Four days later, another friend said, “You’re just butting your head against the wall. She is not going to change. You need to learn to accept her.” This time I nodded.

Six days later, I stopped crying. I knew what I had to do. I will try to accept her.

I had picked up a book about mothers and daughters and gotten as far as the introduction. But it was enough to get me thinking in a way I hadn’t before. Our mothers are a composite of strengths and weaknesses, the book said, a product of their times, a product of the way they had been mothered. Of course. So obvious and so trite as I quote it. Like me, my mother is human. Flawed. A product of generations of well-intended but imperfect mothering. It was only last week that it hit me that my mother was raised by a single mother in a household of three children in rural China. She had never laid eyes on her father. There is so much about her and my grandmother that I don’t know and that I don’t appreciate.

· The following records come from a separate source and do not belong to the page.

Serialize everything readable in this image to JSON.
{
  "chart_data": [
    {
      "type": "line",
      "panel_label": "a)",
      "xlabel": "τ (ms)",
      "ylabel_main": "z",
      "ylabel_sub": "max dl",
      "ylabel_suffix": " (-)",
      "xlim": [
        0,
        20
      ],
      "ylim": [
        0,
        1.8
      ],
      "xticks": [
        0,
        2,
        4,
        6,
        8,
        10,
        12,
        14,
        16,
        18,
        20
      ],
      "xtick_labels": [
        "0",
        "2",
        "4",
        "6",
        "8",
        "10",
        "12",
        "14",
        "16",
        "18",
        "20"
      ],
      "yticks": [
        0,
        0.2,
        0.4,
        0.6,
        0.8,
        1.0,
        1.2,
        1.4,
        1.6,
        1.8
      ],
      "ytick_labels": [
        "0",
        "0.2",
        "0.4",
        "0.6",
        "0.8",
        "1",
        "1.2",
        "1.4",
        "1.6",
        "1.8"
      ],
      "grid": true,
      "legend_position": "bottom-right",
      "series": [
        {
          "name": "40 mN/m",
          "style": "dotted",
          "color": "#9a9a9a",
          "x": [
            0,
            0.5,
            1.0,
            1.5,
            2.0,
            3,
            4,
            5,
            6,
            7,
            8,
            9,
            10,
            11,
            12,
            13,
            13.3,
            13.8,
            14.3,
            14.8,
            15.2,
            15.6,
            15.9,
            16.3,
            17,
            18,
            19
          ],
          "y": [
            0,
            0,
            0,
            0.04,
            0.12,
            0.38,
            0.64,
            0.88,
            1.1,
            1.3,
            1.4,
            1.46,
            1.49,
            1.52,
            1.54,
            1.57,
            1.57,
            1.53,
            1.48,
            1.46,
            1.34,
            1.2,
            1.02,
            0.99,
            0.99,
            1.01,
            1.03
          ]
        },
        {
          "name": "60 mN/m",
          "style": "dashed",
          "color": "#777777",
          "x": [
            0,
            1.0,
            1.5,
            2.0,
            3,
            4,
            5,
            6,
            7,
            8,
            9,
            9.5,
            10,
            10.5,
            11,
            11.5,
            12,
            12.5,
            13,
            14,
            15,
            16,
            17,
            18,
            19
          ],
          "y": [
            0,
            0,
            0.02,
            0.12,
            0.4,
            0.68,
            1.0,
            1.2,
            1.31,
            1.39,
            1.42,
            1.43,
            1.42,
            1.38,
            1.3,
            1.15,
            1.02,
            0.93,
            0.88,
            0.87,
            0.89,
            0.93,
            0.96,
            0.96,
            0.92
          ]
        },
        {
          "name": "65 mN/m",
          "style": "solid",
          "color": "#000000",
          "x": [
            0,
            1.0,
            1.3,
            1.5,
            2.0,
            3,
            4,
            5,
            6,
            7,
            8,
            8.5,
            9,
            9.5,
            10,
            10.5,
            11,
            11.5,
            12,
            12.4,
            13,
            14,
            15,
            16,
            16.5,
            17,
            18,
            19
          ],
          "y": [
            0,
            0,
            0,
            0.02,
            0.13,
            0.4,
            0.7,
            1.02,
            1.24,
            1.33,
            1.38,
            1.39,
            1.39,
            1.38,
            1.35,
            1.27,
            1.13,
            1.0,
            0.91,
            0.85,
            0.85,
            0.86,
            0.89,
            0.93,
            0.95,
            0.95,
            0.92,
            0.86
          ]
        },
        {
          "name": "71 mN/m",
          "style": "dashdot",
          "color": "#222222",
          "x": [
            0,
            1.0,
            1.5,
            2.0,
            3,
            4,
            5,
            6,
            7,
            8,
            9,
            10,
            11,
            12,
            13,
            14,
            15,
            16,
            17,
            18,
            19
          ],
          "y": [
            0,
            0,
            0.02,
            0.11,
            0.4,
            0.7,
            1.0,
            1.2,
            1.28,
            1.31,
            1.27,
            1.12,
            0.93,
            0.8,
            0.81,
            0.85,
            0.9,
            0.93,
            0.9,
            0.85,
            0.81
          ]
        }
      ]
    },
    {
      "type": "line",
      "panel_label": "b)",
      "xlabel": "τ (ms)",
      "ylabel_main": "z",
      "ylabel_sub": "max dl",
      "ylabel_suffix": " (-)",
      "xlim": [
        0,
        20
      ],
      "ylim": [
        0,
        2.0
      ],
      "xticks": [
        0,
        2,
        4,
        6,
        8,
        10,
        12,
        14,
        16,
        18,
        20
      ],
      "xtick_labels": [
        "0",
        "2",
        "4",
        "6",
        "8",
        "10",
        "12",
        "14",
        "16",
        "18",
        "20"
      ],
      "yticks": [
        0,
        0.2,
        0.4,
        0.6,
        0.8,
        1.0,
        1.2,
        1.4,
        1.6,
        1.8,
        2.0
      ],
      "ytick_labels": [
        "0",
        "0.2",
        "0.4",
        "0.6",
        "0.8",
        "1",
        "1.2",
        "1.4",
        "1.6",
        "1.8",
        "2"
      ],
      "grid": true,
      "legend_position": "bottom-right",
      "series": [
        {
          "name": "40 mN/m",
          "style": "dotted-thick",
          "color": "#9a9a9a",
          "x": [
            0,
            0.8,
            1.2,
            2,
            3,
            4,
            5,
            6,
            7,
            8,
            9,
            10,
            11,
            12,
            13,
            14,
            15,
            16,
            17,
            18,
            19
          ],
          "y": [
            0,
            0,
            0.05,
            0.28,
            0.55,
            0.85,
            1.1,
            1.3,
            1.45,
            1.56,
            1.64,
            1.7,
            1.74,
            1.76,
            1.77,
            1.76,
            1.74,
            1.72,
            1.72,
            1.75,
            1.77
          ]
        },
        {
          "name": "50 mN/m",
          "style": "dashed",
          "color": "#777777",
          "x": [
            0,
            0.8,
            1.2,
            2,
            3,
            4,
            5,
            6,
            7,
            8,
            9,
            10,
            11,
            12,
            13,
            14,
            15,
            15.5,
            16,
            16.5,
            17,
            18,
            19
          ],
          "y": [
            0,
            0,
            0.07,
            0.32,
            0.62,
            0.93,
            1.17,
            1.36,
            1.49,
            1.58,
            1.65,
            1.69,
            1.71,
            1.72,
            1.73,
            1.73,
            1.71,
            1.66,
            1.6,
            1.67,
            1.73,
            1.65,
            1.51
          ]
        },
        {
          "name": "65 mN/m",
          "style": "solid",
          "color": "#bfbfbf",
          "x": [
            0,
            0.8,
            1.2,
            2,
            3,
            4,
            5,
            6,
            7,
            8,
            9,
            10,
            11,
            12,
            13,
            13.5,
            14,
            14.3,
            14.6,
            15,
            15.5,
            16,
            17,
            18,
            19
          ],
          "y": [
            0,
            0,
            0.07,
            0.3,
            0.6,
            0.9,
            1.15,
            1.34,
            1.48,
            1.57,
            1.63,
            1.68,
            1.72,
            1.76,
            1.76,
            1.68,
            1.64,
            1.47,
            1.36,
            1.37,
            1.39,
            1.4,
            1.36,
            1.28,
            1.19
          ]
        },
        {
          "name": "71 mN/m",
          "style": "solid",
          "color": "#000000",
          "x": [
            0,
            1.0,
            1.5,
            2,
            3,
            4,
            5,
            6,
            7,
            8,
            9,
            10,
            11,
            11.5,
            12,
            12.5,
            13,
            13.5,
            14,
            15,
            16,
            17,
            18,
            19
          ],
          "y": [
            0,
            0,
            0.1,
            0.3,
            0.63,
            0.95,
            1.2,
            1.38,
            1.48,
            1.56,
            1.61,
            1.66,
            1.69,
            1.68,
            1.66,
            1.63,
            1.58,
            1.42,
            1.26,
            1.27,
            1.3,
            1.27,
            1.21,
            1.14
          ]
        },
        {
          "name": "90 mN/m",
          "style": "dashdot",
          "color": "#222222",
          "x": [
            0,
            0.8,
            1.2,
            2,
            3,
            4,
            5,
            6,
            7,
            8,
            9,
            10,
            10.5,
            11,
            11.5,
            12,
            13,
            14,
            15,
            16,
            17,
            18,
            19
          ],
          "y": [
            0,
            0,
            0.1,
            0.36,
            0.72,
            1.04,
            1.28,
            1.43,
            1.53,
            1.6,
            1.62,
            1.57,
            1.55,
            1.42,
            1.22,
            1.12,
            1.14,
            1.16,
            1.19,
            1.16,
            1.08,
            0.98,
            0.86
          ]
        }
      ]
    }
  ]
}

My mother had wanted me to look like a movie star. To go to Harvard. To be a mother of two even more beautiful and perfect children, preferably a boy and a girl. To marry and have my own family but be mainly loyal and close to her. It was not so easy for me. As a graduate student in education, I realized I had fit the profiles of the children we were studying: “at risk.” I had grown up an at-risk child, a prime target to be a school drop out, a teen pregnancy or a substance abuser. My mother had such huge, seemingly impossible dreams for me to reach. Couldn’t she see that just being able to get through each day without hating myself was achievement enough?

And what were my expectations of my mother? That she not only overcome poverty, immigration to an unfamiliar country and language barriers but also convert herself into an upper-middle class, surburban American Carol Brady mom. For years I had been resentful that she didn’t tell me “I love you” or hug me or have heart-to-hearts with me. If only she had been more emotionally in tune, I thought, more “western,” I would have turned out better. How ironic; in my quest for perfection, I chose to blame my mom for my failure to achieve it.

But I’ve turned out well, haven’t I? I mean, given the circumstances. Or in spite of the circumstances. I’ve turned out alright: self-aware, well educated and happy. My mother (and father) had done the best they knew how. In fact, they did what, to me now as a mother, was beyond human.

I had placed such impossible expectations on my mother, been so unforgiving of her humanness and imperfections and even of her culture. I had felt frustrated all these years that she couldn’t see me and yet I am realizing now that I never “saw” her either. And I have heaped all of this onto no one but her…not my dad, not my brother, not my friends. I sometimes feel that I do the same to Max, but hopefully not to Fred. As Fred gets older, I wonder if he will have the same expectations of me. How will he view me? Will it be different because he is a son rather than a daughter?

I talked to my mother for the first time a week-and-a-half after I got back. As angry as I had been at first, I was simultaneously troubled by how I had alienated her. I know our rift would devastate her. But I couldn’t talk to her. And when I picked up the phone I was still curt, but I stayed on the line. She called again yesterday, thanking me for the DVD player I had earlier agreed to help her order. Our conversation was a little better.

I doubt if we will ever see eye-to-eye on some things, and I am sure that I will continue to feel irritated if not infuriated from time to time. But I am hoping that my attempts to think of her differently will make some impact on our relationship at this late stage in her life. For the first time, I want to make things better and to make the best of our time together before it’s too late.

If it is not overly personal to share here, what is your relationship with your mother like? If it was/is difficult, how have you coped? Do you think your feelings toward your mother have impacted the kind of mother you are today?